With a case pending with the U.S. Supreme Court, UPS has done an about-face on its policy regarding pregnant workers. The company recently issued a memo in which it stated that it would now offer temporary light duty work to pregnant workers, a policy already in place for injured workers but previously not extended to pregnant ones.
The policy change came as a surprise to many as the company is currently defending against claims that it denied a pregnant worker light duty work when her doctor ordered her to cease heavy-lifting. Its previous policy was that pregnant workers either needed to continue in their current role (i.e., lifting heavy boxes) or leave their position. UPS is effectively stating in its legal defense that it was justified in denying the work, but simultaneously has suggested that the policy needed to be changed by reversing it.
While not legally relevant, as evidentiary laws prohibit the policy change from being considered in the pending case, it does suggest that the policy was discriminatory in nature. The case has drawn a great deal of media attention and the company has come under fire for failing to accommodate a pregnant worker.

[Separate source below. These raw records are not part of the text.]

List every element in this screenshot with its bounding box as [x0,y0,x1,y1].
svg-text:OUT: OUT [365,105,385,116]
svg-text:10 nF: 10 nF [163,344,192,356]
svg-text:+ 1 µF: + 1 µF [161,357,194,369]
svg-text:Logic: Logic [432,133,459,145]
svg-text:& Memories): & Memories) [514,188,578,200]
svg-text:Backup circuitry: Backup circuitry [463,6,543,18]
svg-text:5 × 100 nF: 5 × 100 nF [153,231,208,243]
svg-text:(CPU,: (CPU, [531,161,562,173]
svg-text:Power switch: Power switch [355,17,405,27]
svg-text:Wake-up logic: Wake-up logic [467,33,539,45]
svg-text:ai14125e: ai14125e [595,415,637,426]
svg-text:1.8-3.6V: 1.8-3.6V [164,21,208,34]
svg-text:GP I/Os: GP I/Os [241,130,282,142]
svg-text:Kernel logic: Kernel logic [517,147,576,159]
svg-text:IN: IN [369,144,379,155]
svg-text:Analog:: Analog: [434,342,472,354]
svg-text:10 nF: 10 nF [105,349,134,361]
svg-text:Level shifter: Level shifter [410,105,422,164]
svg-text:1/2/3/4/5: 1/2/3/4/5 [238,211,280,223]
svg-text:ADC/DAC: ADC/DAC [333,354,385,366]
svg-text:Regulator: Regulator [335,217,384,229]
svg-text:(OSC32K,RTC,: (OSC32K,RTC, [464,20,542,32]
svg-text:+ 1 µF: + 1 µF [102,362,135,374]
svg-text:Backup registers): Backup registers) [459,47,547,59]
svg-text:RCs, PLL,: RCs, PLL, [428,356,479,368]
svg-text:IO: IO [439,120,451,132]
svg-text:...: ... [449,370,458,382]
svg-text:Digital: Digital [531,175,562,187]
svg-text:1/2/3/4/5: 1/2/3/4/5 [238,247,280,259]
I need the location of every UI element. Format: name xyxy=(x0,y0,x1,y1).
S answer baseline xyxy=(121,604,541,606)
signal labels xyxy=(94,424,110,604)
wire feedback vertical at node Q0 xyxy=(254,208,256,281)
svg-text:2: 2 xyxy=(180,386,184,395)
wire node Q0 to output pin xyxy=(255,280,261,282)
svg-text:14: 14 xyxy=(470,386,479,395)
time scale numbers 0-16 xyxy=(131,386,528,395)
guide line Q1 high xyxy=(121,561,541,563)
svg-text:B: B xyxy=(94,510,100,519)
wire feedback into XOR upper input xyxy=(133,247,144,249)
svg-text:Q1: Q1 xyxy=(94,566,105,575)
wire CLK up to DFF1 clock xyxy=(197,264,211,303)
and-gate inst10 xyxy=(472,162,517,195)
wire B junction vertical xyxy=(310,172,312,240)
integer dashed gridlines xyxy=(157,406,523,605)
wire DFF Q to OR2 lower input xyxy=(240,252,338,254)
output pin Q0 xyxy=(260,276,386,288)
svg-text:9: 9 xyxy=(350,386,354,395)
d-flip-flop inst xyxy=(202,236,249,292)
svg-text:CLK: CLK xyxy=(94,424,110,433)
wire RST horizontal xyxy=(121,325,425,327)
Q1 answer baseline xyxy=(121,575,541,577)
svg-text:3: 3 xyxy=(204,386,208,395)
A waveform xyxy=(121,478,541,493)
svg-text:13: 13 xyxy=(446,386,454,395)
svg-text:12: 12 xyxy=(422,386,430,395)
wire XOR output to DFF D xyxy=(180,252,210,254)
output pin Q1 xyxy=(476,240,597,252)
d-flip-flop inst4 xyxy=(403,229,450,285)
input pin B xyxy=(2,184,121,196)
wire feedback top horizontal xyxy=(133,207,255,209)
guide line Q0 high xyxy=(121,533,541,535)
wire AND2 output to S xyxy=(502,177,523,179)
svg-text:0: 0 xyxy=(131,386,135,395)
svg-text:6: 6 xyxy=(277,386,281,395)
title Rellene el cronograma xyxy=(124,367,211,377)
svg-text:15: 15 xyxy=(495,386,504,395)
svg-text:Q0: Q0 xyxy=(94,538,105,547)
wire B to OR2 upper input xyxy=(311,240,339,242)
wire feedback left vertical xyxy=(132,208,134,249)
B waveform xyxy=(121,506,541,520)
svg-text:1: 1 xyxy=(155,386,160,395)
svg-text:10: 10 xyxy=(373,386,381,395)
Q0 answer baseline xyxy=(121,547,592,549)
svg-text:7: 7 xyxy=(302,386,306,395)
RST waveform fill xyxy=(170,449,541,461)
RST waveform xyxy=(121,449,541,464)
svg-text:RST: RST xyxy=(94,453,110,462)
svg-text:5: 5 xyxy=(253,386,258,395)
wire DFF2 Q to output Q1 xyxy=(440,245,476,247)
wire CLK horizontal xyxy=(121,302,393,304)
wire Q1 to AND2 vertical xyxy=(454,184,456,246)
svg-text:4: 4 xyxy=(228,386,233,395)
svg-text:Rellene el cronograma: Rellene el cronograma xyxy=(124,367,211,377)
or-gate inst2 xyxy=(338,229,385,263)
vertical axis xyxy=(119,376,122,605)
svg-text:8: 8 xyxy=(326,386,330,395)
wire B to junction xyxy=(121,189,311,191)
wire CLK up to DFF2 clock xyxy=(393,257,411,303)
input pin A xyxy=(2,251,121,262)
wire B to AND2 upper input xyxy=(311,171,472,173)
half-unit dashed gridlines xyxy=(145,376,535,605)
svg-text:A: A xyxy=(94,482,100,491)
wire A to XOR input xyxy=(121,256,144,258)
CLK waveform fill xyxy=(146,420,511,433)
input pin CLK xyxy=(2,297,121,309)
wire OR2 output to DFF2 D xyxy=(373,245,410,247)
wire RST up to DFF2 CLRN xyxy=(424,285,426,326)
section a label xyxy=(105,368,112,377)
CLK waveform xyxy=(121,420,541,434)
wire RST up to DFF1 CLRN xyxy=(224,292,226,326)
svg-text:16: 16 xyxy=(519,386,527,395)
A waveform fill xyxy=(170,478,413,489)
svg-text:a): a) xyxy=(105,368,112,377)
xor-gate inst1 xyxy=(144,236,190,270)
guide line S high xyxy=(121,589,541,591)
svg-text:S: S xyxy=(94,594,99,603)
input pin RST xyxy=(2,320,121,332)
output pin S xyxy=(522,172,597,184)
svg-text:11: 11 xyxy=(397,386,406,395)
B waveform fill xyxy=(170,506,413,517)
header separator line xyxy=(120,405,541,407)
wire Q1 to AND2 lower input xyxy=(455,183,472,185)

Both liberal and conservative groups have decried the former policy as punishing women for getting pregnant.
The worker who brought the suit against UPS is claiming that the company violated the Pregnancy Discrimination Act of 1978, which has been interpreted a myriad of ways by different courts. Some have used it to require employers to accommodate pregnant workers in the same way it would employees injured on the job, while others have suggested that pregnancy is not a condition an employer is responsible for and that it has no duty to accommodate such workers. A decision by the Supreme Court will offer guidance as to how the law should be interpreted that will allow lower courts to uniformly enforce it.